Just before Christmas I bought another addition to the Art Collection, a drawing of a boxing match by Nina Hamnett, a Bohemian artist, born in Wales, who thrived in the Twenties and went into a slow alcoholic decline from the Thirties onward, culminating in a nasty death in 1956 - probably suicide, although not proven. I've been reading my copy of Denise Hooker's Nina Hamnett Queen of Bohemia (which I've only just noticed has been inscribed by the author). It's well written and illustrated and tells you all you need to know. Portrait by Roger Fry (one of her many lovers) above.
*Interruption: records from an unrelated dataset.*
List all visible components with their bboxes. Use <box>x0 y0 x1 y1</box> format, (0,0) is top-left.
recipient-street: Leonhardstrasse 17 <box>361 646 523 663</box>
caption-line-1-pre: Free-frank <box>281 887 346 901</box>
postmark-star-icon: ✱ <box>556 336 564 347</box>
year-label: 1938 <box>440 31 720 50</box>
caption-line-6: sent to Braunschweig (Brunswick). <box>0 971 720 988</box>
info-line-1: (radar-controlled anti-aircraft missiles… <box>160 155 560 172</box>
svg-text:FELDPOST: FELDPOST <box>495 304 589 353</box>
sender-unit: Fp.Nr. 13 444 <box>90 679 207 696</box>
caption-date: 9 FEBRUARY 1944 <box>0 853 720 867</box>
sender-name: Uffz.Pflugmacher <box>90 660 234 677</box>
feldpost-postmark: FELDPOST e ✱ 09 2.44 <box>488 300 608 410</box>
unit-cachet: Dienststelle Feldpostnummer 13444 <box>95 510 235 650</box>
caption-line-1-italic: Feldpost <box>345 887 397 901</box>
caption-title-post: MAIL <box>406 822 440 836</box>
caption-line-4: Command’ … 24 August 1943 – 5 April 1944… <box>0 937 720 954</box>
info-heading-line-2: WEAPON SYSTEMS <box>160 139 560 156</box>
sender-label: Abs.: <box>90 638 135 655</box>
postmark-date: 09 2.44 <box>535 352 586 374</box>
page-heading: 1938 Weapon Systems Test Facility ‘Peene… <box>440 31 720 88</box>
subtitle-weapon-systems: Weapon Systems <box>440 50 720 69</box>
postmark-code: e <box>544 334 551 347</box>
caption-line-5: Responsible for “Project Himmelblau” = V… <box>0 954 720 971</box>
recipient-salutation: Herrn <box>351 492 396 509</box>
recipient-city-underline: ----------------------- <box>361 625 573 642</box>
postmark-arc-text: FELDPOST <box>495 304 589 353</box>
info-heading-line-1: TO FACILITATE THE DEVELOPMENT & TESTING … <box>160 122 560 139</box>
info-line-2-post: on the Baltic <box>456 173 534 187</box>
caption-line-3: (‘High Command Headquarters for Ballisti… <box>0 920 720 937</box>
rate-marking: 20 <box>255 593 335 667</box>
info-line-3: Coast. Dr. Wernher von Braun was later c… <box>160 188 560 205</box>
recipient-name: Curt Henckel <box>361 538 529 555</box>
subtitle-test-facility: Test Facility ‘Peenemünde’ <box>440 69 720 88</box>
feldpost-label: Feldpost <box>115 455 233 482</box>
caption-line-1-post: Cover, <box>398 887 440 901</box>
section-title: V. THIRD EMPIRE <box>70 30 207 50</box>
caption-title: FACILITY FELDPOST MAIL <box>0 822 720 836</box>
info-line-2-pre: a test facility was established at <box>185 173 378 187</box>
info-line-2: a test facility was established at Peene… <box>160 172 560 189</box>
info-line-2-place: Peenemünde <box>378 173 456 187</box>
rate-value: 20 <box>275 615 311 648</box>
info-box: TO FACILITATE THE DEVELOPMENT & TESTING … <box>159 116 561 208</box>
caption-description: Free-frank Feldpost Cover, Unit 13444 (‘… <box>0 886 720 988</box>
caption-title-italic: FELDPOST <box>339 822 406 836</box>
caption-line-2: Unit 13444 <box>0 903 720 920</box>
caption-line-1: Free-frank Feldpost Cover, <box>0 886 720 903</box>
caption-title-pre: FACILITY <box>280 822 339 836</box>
Hamnett wrote two volumes of autobiography, the most celebrated of which is Laughing Torso (Constable, 1932), which became the subject of a widely publicised libel case courtesy of our old friend Aleister Crowley, who hoped to make some money out of it. Hamnett had included a section on the Abbey of Thelema at Cefalu in Sicily (I took some exterior photos there a few years ago, see earlier
post) where she says, 'He was supposed to practice Black Magic there, and one day a baby was said to have disappeared mysteriously. There was also a goat there.' Crowley claimed that he only performed White Magic. During the course of the trial Crowley used a suitable analogy, in terms of this post, when describing different forms of magic: 'In boxing you can fight according to Queensberry rules or you can do the other thing.' 'Does that mean', counsel for Constable interposed, 'that his definition of Black Magic is the same as all-in wrestling?' The judge eventually delivered a damning verdict on the Great Beast: 'I have never heard such dreadful and horrible, blasphemous and abominable stuff as that which has been produced by a man who describes himself as the greatest living poet.' Crowley lost.
Learning that a friend had arranged an exhibition at the Claridge Gallery in Brook Street, opening on 13 April 1926, Hamnett returned from an extended period in Paris to live in the very heart of Fitzrovia. 'Nina stayed in the cheap and friendly Hotel de l’Etoile in [30] Charlotte
Street, where there were three or four bedrooms above the restaurant, and the
French atmosphere and petit dejeuner softened the blow of returning to
England.’ (Hooker p.173). The
restaurant remains a renowned dining destination.
Hamnett became interested in boxing in the second half of the Twenties, which makes me think that this drawing dates from the period 1926-30. Her entrance to this new world was gained after meeting a young boxer called Vernon Campbell at the Fitzroy Tavern. He took her to a bout at the Comrade's Hall in Camden Town where she was delighted by the 'atmosphere of crude good humour and bawdy repartee'.
Hooker p.190: 'The promoter Johnny Hughes, an ex-flyweight champion, gave Nina a free pass and she took to going to Camden Town every week to draw, relieved to have found a way of killing the boredom of dreary Sunday afternoons, which always held a special horror for her. Nina quickly got to know the other regulars and when Campbell boxed she joined in the crowd of supporters cheering and shouting "Come on Vernon!" Sometimes Nina and Campbell went to the big fights at Premierland Olympia and the Albert Hall. He also took her to Professor Newton's famous Academy of Boxing, off the Edgware Road, where she met the young boxers and drew them while they trained. The professor took a great liking to Nina and obligingly demonstrated the complexities of right hooks and upper cuts along with the rest of the boxing repertoire so that she became something of an expert on the finer points of the sport. Nina liked to air her knowledge to her friends and took large parties of up to fifteen people, which often included the poet Roy Campbell, to the Comrade's Hall, "basking in their clamour as if she were the entrepreneur of the event". After the matches at Camden Town - and later at the Charlton [sic] Ring, Euston - Nina and her friends would bring the heroes of the afternoon back to her room, where they drank tea and beer until the pubs opened. Nina did many drawings at the matches, some of which were included in the deluxe edition of Laughing Torso [I'll have to track this down] and she also persuaded some of the boxers to pose for her at home.'
My drawing must have been done at one of these bouts. As it was the major London boxing venue, there's a good deal of information about
The Ring in Blackfriars Road (over the Thames in Southwark, bombed in the Blitz, commemorated by a pub today). Hamnett produced a number of works depicting fights there including The Ring at Blackfriars (watercolour) - sold by Sotheby's in 2002 see
here (reproduced above). There's very little information online about the the Comrade's Hall and the Drill Hall in Camden Town and Chalton Ring (the correct spelling) in Somers Town. Chalton Street is a long road that runs pretty much the central length of Somers Town, at that time it was a predominantly working class district - suffering extensive damage in World War Two thanks to the three major main line stations close by - and was massively rebuilt in the 1960s and 1970s, mostly with council flats.